Fashion and religion. Can they get along?
When I started FashionValet, I had no intentions of finding glamour or fame. It is merely to find rezeki and fulfil my dreams of having a business. I’ve had so many business plans since university, trust me, I wanted to have a publishing company, I wanted to be an author, I wanted to be a designer. I’ve dreamed all sorts of dreams, and somehow, this one came true first.
Now, more than ever, I’m being invited to events and fashion shows almost every week. And I go because it’s a really good friend or it’s work; because it’s something related to FV. And I decline those that have nothing to do with FV, but merely the ones that want me to feature them on my blog. You can really tell who is taking advantage of your social platform. I’ve even had a “friend” ask me once, “Eh you’re a blogger right? OHHH!! Come to my event!!!” -___- Uh…no…thanks.

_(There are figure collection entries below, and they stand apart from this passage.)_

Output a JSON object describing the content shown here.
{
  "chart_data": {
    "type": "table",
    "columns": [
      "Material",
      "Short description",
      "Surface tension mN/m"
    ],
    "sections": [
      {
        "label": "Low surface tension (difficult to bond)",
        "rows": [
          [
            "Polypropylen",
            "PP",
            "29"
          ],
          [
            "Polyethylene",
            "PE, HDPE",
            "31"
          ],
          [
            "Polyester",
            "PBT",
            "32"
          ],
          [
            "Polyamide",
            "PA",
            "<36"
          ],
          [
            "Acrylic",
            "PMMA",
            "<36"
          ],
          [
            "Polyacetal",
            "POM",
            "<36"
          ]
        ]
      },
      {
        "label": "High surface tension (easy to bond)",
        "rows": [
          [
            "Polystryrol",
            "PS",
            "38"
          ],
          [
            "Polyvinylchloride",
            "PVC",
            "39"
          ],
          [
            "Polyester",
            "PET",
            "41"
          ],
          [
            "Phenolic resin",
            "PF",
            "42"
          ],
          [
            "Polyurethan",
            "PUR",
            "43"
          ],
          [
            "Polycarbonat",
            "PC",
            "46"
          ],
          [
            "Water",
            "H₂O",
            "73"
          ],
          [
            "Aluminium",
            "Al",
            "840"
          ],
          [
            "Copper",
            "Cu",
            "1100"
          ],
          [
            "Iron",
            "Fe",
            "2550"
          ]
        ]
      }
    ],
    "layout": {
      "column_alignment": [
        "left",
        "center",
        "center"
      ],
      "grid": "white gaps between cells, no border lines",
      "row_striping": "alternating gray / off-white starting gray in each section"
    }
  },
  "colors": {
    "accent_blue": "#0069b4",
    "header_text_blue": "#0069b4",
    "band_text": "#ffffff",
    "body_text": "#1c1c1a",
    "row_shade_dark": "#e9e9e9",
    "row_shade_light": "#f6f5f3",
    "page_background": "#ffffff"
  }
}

Anyway, all that aside, I’m just reflecting on myself. I enjoy this new world, but I need to constantly remind myself to feel the earth, remember my roots, because man….you can really get lost in the fashion world. Like prayers for example. If you have an event in the afternoon and you’re all ready with fake eyelashes and thick make-up and stuff.. Then you have an event at night, and you’re like, I can’t be bothered to take all this off. So Zuhur, Asar and Maghrib fly out the window.
As a stockist to beautiful designs, of course, sometimes I see reallyyyy sexy ones. And I know they can be styled in such a way that is modest and covered up, but at the back of my mind, I’m thinking wowww what will my mom have to say about that dress on its own? But that’s the fashion world; everything’s art. And being in this line now, I get to open my eyes to another world. A world of glamour and high fashion. A world where people pout and want to be seen at fashion shows. A world where it’s gorgeous to wear a bra and high waisted skirt to walk around town. It’s really a colourful world and I’ve met a lot of really nice people who have an abundance of talent, MasyaAllah, but really, if I don’t check on myself regularly, I can really go further and further away from religion.
This long weekend, I had some time to “spend time” with God. Usually I wrongly rush my prayers because I have work to do, but this weekend, I just sat there. I just sat on my prayer mat and doa. I doa to God that he will guide me and never falter my focus. I started FV with good intentions to ease people’s shopping and to give access to others outside KL to have a taste of local designers. So don’t let that ever change. I’m being featured in magazines and just last week, I am on the cover of one of the best magazines in Malaysia. When I saw the cover, I remembered that I was so happy and so overwhelmed. So I prayed that I will always be humble and not have riak in me. I prayed that with the fast rise of FV, that I will keep cool and not feel proud and glory. I prayed that even with competitors coming in, I will pray for their successes whilst improving my own.
It’s hard being in the fashion line and still keeping faith strong, unless you only deal with hijab fashion, which FV doesn’t. Even so, I do a lot of research on hijab fashion and I feel like some are losing focus. Isn’t donning the hijab about modesty? Why is it that hijab fashion has to be avant garde, splash of colours and sequins from head to toe, and even more eye-catching than mainstream fashion?
Personally, I feel the relationship between religion and fashion is a tricky one that a lot of people dodge talking about. How can you want to be fashionable when your intentions to cover up is to put vanity aside for Allah swt? How can you don the hijab for modesty and sacrifice to God, and still want people to look at you as a fashion icon? At the same time, we are all women with the natural desire to look good (I should know, I am guilty of not even donning the hijab yet!!). And sometimes, looking good for our husbands alone isn’t enough because after 5 years, they don’t get excited about our hair anymore. What is the fashion limit in religion besides not showing aurat?
Somebody help clarify my thoughts, please?